Trial Court Cannot Order Secretary of State to Expunge Driving Record
Case: People v. McCann
Court: Michigan Court of Appeals ( Published Opinion )
Judges: Per Curiam – Servitto, Gadola, and O’Brien
Issues:Whether the dismissal of charges following delayed sentencing constitutes an “expunction” for purposes of MCL 257.732(22); Statutory interpretation; People v. Droog; Spectrum Health Hosps. v. Farm Bureau Mut. Ins. Co. of MI; Matheson v. Secretary of State (SOS); Interplay between certain provisions of the Michigan Vehicle Code (MVC) (MCL 257.1 et seq.) and delayed sentence under MCL 771.1; “Conviction” defined; MCL 257.8a(a); MCL 257.732(1)(b); Operating while intoxicated causing serious injury (OUIL)
Summary:Holding that MCL 257.732(22) precludes the trial court from ordering the expunction of the defendant’s OUIL conviction from the SOS driving abstract, the court reversed.On appeal, the prosecution contended that the MVC prohibits the trial court from ordering the SOS to strike the OUIL conviction from defendant’s driving record even though the conviction was dismissed by the trial court under a delayed sentence plea agreement. The court agreed.
The MVC “does not prevent removal of convictions from a criminal record. However, removal of a conviction from a criminal record does notrequire removal of it from a report maintained by” the SOS under the MVC. The court has recognized that the SOS’s “driving records are distinct from criminal records in both purpose and scope.” In this case, the trial court forwarded an abstract listing the felony conviction following defendant’s guilty plea.

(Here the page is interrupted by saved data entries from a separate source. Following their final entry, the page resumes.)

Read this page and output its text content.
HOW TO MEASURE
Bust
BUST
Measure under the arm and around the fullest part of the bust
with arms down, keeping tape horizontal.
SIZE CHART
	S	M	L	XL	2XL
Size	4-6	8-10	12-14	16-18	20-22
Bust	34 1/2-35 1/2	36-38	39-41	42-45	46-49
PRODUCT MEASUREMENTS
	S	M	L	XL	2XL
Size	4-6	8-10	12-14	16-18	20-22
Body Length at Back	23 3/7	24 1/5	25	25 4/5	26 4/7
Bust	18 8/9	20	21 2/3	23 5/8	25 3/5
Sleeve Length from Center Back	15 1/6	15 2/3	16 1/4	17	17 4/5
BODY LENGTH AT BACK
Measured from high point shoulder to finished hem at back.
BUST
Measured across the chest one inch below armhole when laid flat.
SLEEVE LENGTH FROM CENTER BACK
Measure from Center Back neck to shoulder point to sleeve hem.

Although the MVC also requires a trial court to forward abstracts to the SOS following the dismissal of charges, “it does not command the secretary to take specific action in response.”
On the other hand, the MVC is clear that “[e]xcept as provided in this act and notwithstanding any other provision of law, a court shall not order expunction of any violation reportable to the secretary of state under this section.” Moreover, the court stated in Droog that if a conviction is a violation reportable to the SOS, the SOS “cannot be required to expunge the record of the violation if the underlying conviction has been set aside. By analogous reasoning, a trial court may not require” the SOS “to amend driving records when a conviction is dismissed following guilty plea and delayed sentencing.”